Don’t you think I know that? I never wanted him to come here in the first place. But he had to come and see his precious Sheeni. And now there’s this Violet woman.”


It’s just an infatuation, Apurva. Trent loves you.”


Then there is something going on between them. I thought so. He denied it. Well, I see he’s not to be trusted. Just like you, Nick Twisp. Goodbye!” Click.
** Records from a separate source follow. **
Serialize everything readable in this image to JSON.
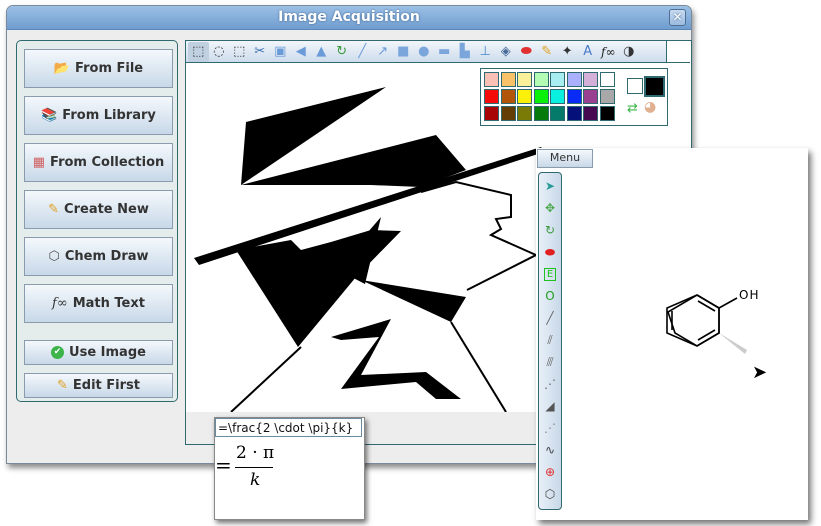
{
  "window": {
    "title": "Image Acquisition",
    "close_icon": "close-icon"
  },
  "left_panel": {
    "buttons": [
      {
        "label": "From File",
        "icon": "folder-file-icon"
      },
      {
        "label": "From Library",
        "icon": "books-icon"
      },
      {
        "label": "From Collection",
        "icon": "color-grid-icon"
      },
      {
        "label": "Create New",
        "icon": "pencil-icon"
      },
      {
        "label": "Chem Draw",
        "icon": "benzene-ring-icon"
      },
      {
        "label": "Math Text",
        "icon": "function-icon"
      },
      {
        "label": "Use Image",
        "icon": "check-circle-icon"
      },
      {
        "label": "Edit First",
        "icon": "pencil-icon"
      }
    ],
    "icon_glyphs": {
      "from_file": "📂",
      "from_library": "📚",
      "from_collection": "▦",
      "create_new": "✎",
      "chem_draw": "⬡",
      "math_text": "f∞",
      "use_image": "✔",
      "edit_first": "✎"
    }
  },
  "image_toolbar": {
    "tools": [
      {
        "name": "rectangle-select",
        "glyph": "⬚",
        "selected": true
      },
      {
        "name": "ellipse-select",
        "glyph": "◌"
      },
      {
        "name": "free-select",
        "glyph": "⬚"
      },
      {
        "name": "cut",
        "glyph": "✂"
      },
      {
        "name": "crop",
        "glyph": "▣"
      },
      {
        "name": "flip-horizontal",
        "glyph": "◀"
      },
      {
        "name": "flip-vertical",
        "glyph": "▲"
      },
      {
        "name": "rotate",
        "glyph": "↻"
      },
      {
        "name": "line",
        "glyph": "╱"
      },
      {
        "name": "arrow",
        "glyph": "↗"
      },
      {
        "name": "rectangle",
        "glyph": "■"
      },
      {
        "name": "ellipse",
        "glyph": "●"
      },
      {
        "name": "rounded-rectangle",
        "glyph": "▬"
      },
      {
        "name": "polygon",
        "glyph": "▙"
      },
      {
        "name": "stamp",
        "glyph": "⊥"
      },
      {
        "name": "fill-bucket",
        "glyph": "◈"
      },
      {
        "name": "eraser",
        "glyph": "⬬"
      },
      {
        "name": "pencil",
        "glyph": "✎"
      },
      {
        "name": "magic-wand",
        "glyph": "✦"
      },
      {
        "name": "add-text",
        "glyph": "A"
      },
      {
        "name": "math-text",
        "glyph": "f∞"
      },
      {
        "name": "contrast",
        "glyph": "◑"
      }
    ]
  },
  "palette": {
    "colors": [
      [
        "#f9c1b5",
        "#f9c168",
        "#faf09a",
        "#b3fcb3",
        "#a8eef0",
        "#aab0fa",
        "#d4b0d8",
        "#ffffff"
      ],
      [
        "#f50a0a",
        "#b25509",
        "#faf00a",
        "#0af00a",
        "#0af0e0",
        "#0a2af5",
        "#9a4090",
        "#a8a8a8"
      ],
      [
        "#a80606",
        "#643c05",
        "#7a7a06",
        "#067a0a",
        "#067a6a",
        "#06107a",
        "#460a50",
        "#000000"
      ]
    ],
    "foreground": "#ffffff",
    "background": "#000000",
    "swap_icon": "swap-colors-icon",
    "palette_icon": "color-palette-icon"
  },
  "math_popup": {
    "input_value": "=\\frac{2 \\cdot \\pi}{k}",
    "rendered_prefix": "=",
    "rendered_numerator": "2 · π",
    "rendered_denominator": "k"
  },
  "chem_editor": {
    "menu_label": "Menu",
    "tools": [
      {
        "name": "select-arrow",
        "glyph": "➤",
        "color": "#2a9a9a"
      },
      {
        "name": "move",
        "glyph": "✥",
        "color": "#4aa84a"
      },
      {
        "name": "rotate",
        "glyph": "↻",
        "color": "#3a9a3a"
      },
      {
        "name": "eraser",
        "glyph": "⬬",
        "color": "#e02020"
      },
      {
        "name": "element",
        "glyph": "E",
        "color": "#20c020"
      },
      {
        "name": "oxygen-group",
        "glyph": "O",
        "color": "#20a020"
      },
      {
        "name": "single-bond",
        "glyph": "╱",
        "color": "#666"
      },
      {
        "name": "double-bond",
        "glyph": "⫽",
        "color": "#666"
      },
      {
        "name": "triple-bond",
        "glyph": "⫻",
        "color": "#666"
      },
      {
        "name": "dotted-bond",
        "glyph": "⋰",
        "color": "#666"
      },
      {
        "name": "wedge-bond",
        "glyph": "◢",
        "color": "#555"
      },
      {
        "name": "hash-bond",
        "glyph": "⋰",
        "color": "#888"
      },
      {
        "name": "wavy-bond",
        "glyph": "∿",
        "color": "#444"
      },
      {
        "name": "charge",
        "glyph": "⊕",
        "color": "#e03030"
      },
      {
        "name": "ring",
        "glyph": "⬡",
        "color": "#444"
      }
    ],
    "molecule": {
      "substituent_label": "OH"
    }
  }
}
Damn. I think I stuck my foot in it that time. I know I haven’t always been the most guileless of friends to Apurva, but I’ve never wished her ill. I always liked her. And let’s not forget that were it not for an unfortunate cold virus, I might have been her first lover. As far as potential wives go, she’s always been penciled in on my list right under Sheeni and Reina. That should count for something.

7:22 p.m. Jiri got nailed at dinner. Reina smelled tobacco on his breath. Well, what do you expect? The fool showed up in the cookhouse tent with no visible pacifier. Naturally, Reina got suspicious. She made him produce the half-empty pack, which she tore to bits while he looked on whimpering. He’s chewed up both doll arms and has had to graduate to a leg. Good thing his point total is so low. It’d be a shame if Reina had to marry a freak who walks around with what appears to be a stunted third leg growing out of his face. His moustache is turning out to be something of a joke too. Very sparse and at some angles it gives the impression of being pubic hair attached to the leg. Rather troubling to the casual observer. 11:28 p.m. Still no birthday card/gift from my sister, so I gave her a call. She was home in L.A. giving both barrels to greedy Tyler. That guy can sure slurp. She seemed happy to hear from me and said all her friends were impressed that the cute sailor in the “Heee, Lekker Ding” video was her fugitive brother.


God, Nick, I never thought you’d get to be so famous. Even Mother is impressed. She’s trying to find out how she can get all your royalties.”


What!”


You know, to keep them for you.”

Yeah, right.


Isn’t she in jail?”


The prosecution made a big blunder, Nick. They put Lance on the stand. By the time Mother’s lawyers finished with him, even the jury wanted to murder him. Mom was convicted of the lesser charge of aggravated assault. The judge let her off with time served and probation.”


She’s not in jail? For shooting a guy’s nuts off!”


We’re all terribly relieved, Nick. But you need to send us some more money.”


What!”


That horrid Lance won’t give up. Now he’s suing Mother for damages in civil court—for $12 million!”

What a greedy bastard. No way his disgusting testicles were worth $6 million apiece. I groaned. The handwriting was on the wall. Evil Lance would get my video royalties too. I informed my sister I was virtually penniless and hung up.

You’d think I’d know better by now. The last person in the world to reach out to is a fellow Twisp.

 

SATURDAY, August 6 — Missing Sheeni terribly on this anniversary day. I’ve lost count of how many weeks it’s been since we were blushing newlyweds in Yahoo City. Now she’s gone without a word and our first French summer is passing quickly too. Back in California this is about the time I’d be bugging my miserly father for some sharp back-to-school clothes. Now I have the wardrobe of an Alzheimer’s victim, and my educational career may have fizzled out to an ignominious conclusion. True, I never liked school, but I suppose it has its uses. It does toss you into a social mix with a lot of cute girls, assuming you haven’t done something insane like enroll in a boys’ academy. And then there are the dances, football games, debate meets, pep rallies, car cruises, etc. All in all, it sounds more appealing right now than endless shit shoveling for Third World wages. Me, nostalgic for high school? I have come to a new low.